A weird thing that only happens when you are chronically ill is going in to see a doctor for something and they tell you what they think is wrong, but you know that isn’t it. So when you get imaging/tests done and they come back negative, you’re not surprised but the doctor is like. shocked.
Also when you believe A is wrong with you and the doctor tries B-Z first, only for you to end up being right. 👍🏻
If someone doesn’t respond or react to something you say right away, don’t keep repeating yourself! They are trying to process what you said and when you keep talking it’s distracting, not helpful! Chances are that you are distressing the person and making them anxious. If they need you to repeat yourself, they will ask you to!
I was at a restaurant recently and when the waitress brought our food, it took me a moment to process that she told me the plate in her hand was mine. One of my family members kept repeating what she said because I wasn’t responding, and all they did was stress me out and confuse me. They wouldn’t stop long enough for me to think, and I got so overwhelmed I screamed for them to shut up. In a quite restaurant.
Not cool.
I hate when people say “trying isn’t good enough”
So to all the people out there who’ve been told that, trying is good enough. To all the neurodivergent people, the chronically ill, the disabled, and everyone else: trying is good enough. As long as you are trying, it is good enough. Don’t let people tell you otherwise.
and sometimes you are unable to try at certain things because you don’t have the energy, or it isn’t worth all the effort for the outcome you will receive. And that’s okay too! You don’t need to stretch yourself thin over everything. You exist, and that is trying enough.
This disability pride month is going to be the start of my entry into the disabled community. I’m going to college and getting out of a house that has prevented me from getting diagnosed for my many disabilities. So I’m going to be saying something every day (or as close to it as possible) about the pride I have regarding my disabilities.

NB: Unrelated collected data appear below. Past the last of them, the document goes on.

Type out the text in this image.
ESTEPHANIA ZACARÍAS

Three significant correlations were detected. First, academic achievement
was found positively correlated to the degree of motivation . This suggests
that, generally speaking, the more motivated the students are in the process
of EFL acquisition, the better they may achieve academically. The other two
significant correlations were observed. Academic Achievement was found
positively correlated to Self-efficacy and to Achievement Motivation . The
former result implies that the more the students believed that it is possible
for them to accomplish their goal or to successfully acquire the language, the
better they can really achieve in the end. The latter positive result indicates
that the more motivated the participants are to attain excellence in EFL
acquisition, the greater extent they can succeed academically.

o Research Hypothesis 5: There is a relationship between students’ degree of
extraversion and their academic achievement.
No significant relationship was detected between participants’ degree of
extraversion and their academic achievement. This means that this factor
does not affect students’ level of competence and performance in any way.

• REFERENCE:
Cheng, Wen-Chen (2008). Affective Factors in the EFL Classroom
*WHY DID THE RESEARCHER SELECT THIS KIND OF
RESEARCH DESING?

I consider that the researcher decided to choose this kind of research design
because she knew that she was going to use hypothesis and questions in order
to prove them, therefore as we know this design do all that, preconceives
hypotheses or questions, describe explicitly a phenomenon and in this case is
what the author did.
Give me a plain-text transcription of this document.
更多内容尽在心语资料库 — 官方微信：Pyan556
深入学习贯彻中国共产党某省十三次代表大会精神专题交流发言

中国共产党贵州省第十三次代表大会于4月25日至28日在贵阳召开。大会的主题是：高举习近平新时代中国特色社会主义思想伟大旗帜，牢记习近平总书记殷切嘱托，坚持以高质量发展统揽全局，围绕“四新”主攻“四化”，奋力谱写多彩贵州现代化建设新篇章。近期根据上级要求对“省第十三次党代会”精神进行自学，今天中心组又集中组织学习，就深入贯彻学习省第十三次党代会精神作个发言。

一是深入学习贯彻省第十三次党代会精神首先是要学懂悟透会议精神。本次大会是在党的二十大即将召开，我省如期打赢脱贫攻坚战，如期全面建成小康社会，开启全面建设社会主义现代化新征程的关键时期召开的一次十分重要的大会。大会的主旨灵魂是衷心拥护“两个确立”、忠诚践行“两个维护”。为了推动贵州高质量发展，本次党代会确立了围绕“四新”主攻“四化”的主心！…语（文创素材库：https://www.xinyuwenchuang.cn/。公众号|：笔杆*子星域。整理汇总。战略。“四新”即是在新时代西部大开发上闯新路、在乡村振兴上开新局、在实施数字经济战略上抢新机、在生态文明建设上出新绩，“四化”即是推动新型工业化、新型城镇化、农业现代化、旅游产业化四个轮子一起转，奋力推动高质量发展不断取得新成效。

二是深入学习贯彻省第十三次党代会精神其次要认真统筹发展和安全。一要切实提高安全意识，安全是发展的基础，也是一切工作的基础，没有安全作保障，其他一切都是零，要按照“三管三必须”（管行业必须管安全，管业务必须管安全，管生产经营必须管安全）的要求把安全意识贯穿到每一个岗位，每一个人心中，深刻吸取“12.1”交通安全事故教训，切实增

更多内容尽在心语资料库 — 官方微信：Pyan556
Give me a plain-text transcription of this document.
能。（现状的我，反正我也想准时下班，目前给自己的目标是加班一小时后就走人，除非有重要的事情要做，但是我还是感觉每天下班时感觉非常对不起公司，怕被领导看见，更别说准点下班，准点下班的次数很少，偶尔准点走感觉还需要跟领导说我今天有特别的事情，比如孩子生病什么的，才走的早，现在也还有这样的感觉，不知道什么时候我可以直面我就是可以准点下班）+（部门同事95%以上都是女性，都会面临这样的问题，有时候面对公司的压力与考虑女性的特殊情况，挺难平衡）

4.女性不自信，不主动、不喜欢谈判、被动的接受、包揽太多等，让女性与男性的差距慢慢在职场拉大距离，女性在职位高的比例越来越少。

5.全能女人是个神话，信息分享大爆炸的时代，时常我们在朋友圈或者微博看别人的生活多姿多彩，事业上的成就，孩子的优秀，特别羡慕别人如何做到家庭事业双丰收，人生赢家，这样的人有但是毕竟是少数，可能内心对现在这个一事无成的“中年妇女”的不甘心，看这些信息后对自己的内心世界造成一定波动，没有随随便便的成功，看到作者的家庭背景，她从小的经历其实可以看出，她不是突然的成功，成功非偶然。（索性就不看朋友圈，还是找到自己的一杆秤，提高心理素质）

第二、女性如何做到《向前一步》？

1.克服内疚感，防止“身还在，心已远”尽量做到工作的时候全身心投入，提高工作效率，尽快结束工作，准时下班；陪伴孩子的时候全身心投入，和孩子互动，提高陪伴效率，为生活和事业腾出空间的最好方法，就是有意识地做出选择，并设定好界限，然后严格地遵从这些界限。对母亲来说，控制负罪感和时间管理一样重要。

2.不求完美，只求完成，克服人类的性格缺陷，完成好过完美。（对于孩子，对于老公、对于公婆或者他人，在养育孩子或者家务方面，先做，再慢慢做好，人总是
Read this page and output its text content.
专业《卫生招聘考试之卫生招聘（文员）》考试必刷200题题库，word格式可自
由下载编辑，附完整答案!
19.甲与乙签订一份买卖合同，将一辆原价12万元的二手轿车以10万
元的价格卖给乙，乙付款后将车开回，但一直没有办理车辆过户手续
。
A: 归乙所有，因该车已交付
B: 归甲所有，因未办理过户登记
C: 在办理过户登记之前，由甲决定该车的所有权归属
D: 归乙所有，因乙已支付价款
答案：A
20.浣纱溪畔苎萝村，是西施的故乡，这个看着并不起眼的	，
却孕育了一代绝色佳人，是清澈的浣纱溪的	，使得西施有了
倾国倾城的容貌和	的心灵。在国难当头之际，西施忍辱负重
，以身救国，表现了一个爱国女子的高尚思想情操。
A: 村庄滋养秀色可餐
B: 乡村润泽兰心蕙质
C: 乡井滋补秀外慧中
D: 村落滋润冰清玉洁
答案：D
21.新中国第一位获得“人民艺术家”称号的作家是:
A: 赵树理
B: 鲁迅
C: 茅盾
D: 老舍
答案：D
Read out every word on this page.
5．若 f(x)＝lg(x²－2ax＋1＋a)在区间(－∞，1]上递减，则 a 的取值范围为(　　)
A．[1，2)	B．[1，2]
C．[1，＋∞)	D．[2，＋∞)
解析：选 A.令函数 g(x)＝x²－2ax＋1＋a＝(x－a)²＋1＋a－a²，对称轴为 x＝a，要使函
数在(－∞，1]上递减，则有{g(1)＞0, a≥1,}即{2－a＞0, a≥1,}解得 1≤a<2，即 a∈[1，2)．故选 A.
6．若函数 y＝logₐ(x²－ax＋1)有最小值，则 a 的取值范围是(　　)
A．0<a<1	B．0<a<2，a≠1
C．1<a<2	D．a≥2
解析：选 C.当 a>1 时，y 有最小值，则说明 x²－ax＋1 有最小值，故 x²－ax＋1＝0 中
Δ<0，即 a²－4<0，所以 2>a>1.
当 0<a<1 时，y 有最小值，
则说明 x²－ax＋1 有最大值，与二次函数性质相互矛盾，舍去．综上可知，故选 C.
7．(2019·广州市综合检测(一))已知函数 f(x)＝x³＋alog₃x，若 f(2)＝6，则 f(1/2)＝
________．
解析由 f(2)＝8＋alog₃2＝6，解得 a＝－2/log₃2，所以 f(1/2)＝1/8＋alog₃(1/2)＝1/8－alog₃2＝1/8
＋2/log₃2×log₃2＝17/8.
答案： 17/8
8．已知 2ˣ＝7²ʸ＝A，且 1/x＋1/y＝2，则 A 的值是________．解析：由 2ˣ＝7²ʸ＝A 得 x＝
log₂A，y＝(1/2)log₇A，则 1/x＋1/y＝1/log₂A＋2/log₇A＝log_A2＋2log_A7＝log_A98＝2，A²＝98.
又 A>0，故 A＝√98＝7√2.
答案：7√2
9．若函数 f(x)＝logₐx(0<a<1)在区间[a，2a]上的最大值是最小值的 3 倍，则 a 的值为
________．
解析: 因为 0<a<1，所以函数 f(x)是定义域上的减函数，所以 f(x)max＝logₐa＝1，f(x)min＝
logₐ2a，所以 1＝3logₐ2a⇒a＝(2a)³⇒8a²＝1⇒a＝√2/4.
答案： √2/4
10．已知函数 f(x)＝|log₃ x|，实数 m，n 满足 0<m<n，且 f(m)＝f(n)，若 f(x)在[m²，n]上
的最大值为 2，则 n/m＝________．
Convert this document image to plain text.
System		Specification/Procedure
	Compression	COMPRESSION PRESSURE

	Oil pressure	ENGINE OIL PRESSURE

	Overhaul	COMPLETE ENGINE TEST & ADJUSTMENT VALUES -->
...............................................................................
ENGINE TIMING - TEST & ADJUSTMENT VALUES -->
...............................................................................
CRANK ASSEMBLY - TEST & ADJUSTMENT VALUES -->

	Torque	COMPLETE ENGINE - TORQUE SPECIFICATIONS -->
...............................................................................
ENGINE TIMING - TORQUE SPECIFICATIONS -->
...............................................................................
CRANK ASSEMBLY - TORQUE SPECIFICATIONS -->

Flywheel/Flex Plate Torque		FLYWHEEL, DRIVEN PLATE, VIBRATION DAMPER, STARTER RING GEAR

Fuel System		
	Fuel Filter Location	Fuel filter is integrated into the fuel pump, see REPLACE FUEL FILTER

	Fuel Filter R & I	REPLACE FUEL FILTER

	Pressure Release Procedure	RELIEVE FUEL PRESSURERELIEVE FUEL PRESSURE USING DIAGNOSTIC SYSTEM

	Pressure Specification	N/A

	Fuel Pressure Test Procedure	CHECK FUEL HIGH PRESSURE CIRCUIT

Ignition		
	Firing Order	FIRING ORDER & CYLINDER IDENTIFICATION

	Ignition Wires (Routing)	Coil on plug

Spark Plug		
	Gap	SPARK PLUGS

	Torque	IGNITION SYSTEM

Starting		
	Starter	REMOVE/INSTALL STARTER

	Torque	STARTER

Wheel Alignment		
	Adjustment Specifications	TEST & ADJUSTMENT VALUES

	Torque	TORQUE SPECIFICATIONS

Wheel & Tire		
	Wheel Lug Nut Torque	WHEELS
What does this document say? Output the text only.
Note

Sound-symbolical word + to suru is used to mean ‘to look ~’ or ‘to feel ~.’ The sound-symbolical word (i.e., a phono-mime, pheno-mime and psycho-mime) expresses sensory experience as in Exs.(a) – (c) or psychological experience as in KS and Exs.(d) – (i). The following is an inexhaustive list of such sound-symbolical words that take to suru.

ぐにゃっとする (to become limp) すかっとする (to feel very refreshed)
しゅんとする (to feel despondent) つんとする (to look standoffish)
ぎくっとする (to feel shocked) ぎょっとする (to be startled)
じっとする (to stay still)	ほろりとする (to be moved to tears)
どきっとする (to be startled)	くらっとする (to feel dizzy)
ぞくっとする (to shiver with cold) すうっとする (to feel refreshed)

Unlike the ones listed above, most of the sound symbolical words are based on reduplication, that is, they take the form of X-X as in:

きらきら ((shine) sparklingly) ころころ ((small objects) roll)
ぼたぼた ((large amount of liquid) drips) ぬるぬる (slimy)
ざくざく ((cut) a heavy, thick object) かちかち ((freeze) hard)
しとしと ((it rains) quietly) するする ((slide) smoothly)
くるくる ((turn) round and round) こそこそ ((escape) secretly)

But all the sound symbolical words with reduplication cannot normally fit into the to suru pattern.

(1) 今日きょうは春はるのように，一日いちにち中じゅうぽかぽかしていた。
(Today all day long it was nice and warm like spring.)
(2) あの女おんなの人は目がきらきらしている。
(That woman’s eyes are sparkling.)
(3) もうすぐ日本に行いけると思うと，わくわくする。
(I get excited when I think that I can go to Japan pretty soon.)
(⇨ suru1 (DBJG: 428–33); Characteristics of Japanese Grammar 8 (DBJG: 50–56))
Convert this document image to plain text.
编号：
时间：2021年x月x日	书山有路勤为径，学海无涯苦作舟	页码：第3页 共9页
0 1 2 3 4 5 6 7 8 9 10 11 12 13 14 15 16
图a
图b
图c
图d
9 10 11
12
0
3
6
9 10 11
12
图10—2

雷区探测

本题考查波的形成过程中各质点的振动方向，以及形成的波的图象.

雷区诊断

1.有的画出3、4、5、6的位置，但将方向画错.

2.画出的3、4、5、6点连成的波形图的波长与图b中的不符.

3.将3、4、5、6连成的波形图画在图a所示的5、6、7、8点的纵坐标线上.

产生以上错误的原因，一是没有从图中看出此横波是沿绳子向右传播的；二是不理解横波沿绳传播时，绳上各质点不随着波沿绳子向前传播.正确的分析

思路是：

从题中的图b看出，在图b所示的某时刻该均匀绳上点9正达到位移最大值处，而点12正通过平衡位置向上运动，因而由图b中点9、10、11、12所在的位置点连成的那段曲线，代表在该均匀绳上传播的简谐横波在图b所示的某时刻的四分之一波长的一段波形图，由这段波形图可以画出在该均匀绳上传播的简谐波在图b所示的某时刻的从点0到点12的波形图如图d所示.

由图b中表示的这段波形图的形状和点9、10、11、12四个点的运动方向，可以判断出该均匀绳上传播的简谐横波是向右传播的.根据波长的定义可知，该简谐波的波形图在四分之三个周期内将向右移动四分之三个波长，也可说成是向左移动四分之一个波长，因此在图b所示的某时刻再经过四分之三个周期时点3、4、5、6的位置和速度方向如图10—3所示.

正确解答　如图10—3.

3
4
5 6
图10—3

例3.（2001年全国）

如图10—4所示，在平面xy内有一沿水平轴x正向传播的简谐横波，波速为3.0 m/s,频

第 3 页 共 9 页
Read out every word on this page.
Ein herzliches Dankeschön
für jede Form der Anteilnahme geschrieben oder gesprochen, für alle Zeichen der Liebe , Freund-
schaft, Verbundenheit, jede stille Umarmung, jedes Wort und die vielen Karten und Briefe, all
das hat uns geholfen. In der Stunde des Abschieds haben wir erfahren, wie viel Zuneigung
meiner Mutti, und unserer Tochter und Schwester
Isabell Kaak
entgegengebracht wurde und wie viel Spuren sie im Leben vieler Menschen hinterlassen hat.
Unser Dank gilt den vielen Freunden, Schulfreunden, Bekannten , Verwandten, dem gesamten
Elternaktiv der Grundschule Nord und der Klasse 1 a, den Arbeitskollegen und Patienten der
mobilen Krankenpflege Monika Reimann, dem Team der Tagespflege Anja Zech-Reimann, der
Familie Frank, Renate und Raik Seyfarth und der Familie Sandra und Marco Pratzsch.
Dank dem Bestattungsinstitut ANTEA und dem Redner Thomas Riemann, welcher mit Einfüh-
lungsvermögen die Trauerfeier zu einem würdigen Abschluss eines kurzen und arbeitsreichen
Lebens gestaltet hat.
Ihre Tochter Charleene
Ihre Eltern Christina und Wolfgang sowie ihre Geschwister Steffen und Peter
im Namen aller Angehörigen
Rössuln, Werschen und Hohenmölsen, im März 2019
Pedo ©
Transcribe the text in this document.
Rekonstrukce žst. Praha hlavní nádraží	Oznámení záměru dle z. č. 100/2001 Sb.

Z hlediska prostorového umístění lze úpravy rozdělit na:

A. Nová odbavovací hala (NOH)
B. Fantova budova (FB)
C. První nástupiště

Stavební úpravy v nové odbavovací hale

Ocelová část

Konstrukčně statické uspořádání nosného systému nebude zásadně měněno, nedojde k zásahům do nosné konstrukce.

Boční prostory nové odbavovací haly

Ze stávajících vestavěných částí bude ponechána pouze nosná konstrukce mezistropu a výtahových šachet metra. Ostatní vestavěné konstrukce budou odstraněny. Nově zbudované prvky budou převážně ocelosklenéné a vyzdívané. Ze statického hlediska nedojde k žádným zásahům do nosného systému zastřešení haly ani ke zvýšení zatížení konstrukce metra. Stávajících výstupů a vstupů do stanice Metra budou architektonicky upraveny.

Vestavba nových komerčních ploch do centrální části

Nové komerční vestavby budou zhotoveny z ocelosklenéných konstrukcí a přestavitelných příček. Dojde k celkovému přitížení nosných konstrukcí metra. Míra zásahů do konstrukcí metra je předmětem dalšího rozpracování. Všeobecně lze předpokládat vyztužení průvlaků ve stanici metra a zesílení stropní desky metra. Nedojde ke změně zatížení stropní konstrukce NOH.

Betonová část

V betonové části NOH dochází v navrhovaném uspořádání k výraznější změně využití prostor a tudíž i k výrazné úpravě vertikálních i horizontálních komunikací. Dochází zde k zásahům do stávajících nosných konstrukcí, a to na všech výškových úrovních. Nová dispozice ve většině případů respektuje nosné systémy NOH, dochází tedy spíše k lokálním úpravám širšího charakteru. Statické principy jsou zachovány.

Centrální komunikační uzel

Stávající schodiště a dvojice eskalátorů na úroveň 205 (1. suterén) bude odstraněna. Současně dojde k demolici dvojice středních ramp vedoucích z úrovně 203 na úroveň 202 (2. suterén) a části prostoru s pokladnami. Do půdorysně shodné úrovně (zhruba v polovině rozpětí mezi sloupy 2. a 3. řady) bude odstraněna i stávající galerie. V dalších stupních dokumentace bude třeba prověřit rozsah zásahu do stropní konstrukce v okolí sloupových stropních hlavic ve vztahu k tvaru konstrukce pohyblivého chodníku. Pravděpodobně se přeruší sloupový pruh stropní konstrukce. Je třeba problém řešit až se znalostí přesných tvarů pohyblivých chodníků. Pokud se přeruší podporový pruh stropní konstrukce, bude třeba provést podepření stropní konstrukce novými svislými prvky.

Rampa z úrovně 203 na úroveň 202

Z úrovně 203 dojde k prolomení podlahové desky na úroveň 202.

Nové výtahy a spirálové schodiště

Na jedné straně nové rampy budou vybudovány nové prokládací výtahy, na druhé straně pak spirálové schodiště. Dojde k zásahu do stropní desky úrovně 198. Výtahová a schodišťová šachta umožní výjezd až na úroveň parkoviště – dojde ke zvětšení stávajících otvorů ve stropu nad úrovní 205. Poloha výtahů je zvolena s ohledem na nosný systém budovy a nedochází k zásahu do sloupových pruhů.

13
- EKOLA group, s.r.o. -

This is about me, but I also want others to see it as a positivity post about disability in general. Things get better! And that’s something to be happy and proud of. Feel free to join me in this with your own posts or in the comments!
Today I am proud to say that I will soon be able to have a name for the difficulties I struggle with daily. It will not eliminate my struggles or make them easier, but that is okay. I accept myself as I am and I am proud to be disabled!